Maria Luíza Curti, psicóloga na capital mato-grossense
e colaboradora do Diário de Cuiabá, chamou FHC de Príncipe
das Trevas, depois de uma viagem à capital paulista, que encontrou imersa
na escuridão.
* * *
Outro entrevistado nosso, Roberto Requião, instado
a comparar dois governos, assim respondeu:
“A gente não precisa nem de um roubômetro para
avaliar isso. O Fernando Henrique com a privataria roubou 10 mil vezes mais do
que qualquer possibilidade de desvio do governo Lula.”
E Mauro Santayana, falando para este livro,
reservou para o fim da entrevista o julgamento de José Aparecido de Oliveira,
político mineiro, ministro da Cultura de Sarney, testemunhado por Wilson
Figueiredo, jornalista como nós.
Contou-nos Santayana:
“O Zé Aparecido, pouco antes de morrer, falou
comigo e com o Wilson Figueiredo: O presidente Fernando Henrique não ficará bem
na história; ele ficará como traidor do Brasil.”
Um comentário:
"Mas como os colunistas em geral estão mancomunados com o governo FHC, as informações negativas não aparecem nos títulos das matérias ou com destaque." Mudou alguma coisa?

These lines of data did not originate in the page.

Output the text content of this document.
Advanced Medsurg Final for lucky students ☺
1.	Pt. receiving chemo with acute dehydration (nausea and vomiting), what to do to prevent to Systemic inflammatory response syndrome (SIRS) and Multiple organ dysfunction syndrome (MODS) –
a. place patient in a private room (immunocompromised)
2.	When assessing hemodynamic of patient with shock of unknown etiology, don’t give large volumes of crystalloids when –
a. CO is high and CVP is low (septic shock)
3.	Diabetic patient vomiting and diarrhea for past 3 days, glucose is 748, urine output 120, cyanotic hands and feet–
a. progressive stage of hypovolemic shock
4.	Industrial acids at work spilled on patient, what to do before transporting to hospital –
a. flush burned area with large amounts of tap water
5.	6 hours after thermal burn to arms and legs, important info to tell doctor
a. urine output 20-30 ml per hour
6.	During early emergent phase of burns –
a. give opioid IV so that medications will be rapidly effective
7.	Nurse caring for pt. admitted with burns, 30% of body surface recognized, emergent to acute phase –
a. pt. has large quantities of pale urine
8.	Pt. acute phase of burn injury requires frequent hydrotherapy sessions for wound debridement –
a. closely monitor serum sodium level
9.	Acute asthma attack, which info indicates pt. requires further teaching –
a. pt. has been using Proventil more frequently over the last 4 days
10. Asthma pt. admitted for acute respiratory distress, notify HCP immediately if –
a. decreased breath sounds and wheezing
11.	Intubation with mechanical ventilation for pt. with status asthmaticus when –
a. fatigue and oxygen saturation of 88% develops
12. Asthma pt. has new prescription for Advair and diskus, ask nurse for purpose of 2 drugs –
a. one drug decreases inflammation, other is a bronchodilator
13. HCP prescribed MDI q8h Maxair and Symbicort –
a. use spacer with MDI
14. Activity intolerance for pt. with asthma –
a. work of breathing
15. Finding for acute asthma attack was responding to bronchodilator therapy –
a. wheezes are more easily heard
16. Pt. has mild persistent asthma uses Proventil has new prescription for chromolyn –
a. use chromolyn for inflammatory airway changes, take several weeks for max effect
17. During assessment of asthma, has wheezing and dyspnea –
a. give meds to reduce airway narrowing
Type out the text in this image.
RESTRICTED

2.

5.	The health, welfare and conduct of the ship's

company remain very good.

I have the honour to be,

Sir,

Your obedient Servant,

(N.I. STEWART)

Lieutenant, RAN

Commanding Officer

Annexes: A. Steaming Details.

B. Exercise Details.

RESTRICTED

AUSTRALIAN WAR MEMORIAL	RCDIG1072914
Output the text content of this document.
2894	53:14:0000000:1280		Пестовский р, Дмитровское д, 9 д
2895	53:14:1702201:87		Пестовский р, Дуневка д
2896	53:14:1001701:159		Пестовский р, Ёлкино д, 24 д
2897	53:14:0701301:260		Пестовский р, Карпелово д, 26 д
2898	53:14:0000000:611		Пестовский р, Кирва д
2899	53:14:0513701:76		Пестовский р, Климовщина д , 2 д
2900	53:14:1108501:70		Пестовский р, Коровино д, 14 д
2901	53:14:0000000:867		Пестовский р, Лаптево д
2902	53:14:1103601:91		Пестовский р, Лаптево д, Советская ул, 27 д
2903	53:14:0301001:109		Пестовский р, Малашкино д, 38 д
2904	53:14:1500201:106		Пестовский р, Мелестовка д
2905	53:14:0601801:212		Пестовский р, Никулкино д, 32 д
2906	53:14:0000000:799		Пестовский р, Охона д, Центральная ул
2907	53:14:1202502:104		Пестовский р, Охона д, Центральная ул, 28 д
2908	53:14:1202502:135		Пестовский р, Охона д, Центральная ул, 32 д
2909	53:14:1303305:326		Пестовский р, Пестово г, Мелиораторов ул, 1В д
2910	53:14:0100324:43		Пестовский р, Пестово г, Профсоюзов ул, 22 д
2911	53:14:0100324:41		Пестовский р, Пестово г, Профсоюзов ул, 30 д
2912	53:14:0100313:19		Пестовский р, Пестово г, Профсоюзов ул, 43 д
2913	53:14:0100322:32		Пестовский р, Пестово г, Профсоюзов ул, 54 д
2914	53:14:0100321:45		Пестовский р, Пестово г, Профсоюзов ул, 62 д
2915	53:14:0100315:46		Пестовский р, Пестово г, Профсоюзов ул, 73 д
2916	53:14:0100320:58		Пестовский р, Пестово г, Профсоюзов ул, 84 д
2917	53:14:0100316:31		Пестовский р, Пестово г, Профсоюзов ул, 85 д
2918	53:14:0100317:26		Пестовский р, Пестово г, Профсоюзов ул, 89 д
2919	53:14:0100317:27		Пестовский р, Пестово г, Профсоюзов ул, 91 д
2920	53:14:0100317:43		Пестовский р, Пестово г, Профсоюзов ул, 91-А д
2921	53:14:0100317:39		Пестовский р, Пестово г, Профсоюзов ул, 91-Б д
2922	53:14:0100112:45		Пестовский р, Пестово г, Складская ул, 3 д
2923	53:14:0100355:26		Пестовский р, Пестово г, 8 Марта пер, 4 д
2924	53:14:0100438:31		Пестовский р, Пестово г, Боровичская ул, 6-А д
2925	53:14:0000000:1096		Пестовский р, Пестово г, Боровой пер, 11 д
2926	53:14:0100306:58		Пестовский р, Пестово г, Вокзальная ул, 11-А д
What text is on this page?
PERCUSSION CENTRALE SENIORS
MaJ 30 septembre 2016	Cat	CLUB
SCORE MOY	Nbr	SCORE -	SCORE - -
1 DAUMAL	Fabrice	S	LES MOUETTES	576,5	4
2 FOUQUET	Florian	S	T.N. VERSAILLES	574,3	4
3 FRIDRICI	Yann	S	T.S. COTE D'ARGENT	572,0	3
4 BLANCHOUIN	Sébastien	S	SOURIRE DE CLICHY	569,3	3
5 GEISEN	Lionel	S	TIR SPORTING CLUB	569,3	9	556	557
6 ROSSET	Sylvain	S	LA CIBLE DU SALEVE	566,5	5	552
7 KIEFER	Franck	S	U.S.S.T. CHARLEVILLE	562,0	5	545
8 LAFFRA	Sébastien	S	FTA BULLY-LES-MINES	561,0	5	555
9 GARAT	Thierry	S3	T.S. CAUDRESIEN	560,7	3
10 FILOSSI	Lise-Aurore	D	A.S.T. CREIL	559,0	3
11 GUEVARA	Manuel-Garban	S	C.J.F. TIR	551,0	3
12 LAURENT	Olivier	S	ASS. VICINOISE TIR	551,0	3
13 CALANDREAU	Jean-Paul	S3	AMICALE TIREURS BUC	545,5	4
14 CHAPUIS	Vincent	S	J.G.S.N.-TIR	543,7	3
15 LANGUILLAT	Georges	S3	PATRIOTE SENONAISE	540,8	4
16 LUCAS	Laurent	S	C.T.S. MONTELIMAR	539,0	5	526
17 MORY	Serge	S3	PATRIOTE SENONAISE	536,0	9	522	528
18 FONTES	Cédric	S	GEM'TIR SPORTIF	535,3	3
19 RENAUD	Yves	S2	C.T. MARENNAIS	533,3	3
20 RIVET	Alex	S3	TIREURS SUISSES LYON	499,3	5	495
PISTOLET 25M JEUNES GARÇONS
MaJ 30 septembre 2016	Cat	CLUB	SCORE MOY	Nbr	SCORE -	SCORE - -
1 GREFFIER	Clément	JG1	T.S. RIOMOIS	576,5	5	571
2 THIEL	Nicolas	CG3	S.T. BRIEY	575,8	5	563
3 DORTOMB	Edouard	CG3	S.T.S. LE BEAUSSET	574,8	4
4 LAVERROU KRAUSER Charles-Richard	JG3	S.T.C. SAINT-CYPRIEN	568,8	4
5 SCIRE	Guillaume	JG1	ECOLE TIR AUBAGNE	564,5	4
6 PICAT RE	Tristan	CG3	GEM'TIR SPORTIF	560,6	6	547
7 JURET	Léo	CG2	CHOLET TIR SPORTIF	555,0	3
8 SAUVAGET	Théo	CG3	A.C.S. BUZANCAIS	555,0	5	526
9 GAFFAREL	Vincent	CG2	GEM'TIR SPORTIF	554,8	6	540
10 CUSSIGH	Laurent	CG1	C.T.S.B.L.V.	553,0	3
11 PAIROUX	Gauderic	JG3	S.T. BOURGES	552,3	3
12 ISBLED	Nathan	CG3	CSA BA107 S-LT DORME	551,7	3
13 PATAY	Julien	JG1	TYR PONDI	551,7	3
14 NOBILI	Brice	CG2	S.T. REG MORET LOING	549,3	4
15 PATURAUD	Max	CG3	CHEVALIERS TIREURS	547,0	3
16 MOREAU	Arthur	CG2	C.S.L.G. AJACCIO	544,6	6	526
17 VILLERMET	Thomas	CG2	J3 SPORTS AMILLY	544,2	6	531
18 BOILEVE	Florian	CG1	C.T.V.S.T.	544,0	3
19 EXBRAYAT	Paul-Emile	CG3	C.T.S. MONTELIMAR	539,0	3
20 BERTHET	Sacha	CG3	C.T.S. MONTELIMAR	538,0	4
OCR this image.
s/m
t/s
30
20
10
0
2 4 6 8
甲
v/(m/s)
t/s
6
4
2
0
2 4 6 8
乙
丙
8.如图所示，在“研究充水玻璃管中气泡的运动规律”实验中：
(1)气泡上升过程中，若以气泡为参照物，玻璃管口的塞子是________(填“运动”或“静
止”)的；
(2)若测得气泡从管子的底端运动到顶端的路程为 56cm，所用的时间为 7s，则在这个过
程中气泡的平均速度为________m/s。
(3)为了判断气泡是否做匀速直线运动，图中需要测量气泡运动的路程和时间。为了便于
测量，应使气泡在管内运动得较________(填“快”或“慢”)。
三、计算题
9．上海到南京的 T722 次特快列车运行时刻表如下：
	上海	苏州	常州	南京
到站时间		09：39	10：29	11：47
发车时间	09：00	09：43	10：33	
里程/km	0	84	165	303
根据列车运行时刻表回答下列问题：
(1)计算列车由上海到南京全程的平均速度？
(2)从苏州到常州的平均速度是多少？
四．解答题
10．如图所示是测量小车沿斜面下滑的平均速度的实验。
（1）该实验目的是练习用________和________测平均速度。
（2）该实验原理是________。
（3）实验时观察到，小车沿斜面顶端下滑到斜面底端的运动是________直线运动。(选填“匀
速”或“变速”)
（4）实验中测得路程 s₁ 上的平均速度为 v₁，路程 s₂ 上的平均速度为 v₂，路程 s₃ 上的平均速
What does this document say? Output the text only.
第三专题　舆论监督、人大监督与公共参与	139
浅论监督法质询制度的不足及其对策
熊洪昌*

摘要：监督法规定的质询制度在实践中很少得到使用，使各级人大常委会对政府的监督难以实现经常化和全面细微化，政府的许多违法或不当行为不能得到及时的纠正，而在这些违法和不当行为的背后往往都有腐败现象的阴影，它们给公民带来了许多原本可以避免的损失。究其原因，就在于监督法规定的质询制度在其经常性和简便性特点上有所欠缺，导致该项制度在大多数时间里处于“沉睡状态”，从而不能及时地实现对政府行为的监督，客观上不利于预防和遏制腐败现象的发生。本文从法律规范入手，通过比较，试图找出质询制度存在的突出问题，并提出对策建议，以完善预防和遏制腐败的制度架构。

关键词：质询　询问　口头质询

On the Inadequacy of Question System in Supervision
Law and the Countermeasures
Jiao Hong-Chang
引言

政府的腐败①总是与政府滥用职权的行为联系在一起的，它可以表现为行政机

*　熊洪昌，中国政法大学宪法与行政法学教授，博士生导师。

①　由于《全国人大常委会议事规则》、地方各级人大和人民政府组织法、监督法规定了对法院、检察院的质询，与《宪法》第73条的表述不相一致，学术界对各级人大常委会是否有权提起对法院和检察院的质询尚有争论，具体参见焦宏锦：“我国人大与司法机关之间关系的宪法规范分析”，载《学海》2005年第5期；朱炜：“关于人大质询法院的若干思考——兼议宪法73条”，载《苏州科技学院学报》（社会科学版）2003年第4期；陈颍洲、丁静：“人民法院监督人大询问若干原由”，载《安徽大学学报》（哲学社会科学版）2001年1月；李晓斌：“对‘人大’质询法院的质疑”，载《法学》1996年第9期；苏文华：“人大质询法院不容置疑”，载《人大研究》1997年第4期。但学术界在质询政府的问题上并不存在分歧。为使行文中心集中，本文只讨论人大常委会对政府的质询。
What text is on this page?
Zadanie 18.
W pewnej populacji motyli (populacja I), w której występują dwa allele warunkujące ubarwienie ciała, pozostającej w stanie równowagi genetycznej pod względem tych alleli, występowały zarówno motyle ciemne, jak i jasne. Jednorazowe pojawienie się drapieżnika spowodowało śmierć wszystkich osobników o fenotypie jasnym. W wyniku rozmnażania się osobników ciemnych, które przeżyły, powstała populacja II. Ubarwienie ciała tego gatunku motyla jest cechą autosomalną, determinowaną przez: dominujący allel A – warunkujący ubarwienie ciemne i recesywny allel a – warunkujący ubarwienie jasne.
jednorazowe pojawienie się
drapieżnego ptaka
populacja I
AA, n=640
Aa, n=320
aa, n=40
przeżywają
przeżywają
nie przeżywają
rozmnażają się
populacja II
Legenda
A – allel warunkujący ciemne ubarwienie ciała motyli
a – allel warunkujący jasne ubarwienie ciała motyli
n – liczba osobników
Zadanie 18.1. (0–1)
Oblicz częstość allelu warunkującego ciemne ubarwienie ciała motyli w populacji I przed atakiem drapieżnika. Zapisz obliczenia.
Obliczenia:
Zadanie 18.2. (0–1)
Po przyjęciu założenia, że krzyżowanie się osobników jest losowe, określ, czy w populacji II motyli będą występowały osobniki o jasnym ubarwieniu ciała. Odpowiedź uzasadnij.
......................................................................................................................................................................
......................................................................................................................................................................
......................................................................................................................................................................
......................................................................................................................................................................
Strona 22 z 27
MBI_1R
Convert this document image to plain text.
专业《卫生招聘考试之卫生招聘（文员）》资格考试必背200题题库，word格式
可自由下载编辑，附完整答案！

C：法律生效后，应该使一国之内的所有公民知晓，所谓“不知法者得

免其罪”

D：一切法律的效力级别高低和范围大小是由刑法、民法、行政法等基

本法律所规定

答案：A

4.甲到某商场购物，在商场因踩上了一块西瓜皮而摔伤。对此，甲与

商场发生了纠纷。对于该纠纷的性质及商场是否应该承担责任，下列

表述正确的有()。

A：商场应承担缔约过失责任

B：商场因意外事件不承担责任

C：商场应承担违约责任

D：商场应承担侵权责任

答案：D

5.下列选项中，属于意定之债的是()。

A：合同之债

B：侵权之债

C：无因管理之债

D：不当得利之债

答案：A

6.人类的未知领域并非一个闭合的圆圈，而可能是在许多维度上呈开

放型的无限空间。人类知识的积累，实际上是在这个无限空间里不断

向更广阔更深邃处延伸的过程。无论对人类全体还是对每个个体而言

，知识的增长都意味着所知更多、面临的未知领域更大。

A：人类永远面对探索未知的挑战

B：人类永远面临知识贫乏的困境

Até hoje: “Em vez disso, com a ajuda de uma imprensa de direita, ele e o FMI atribuem o colapso econômico a vilões conhecidos: funcionários públicos, aposentados e sindicatos. São acusados de estourar os orçamentos do governo.”
Ótimo desfecho: “O Zé Aparecido, pouco antes de morrer, falou comigo e com o Wilson Figueiredo: O presidente Fernando Henrique não ficará bem na história; ele ficará como traidor do Brasil.”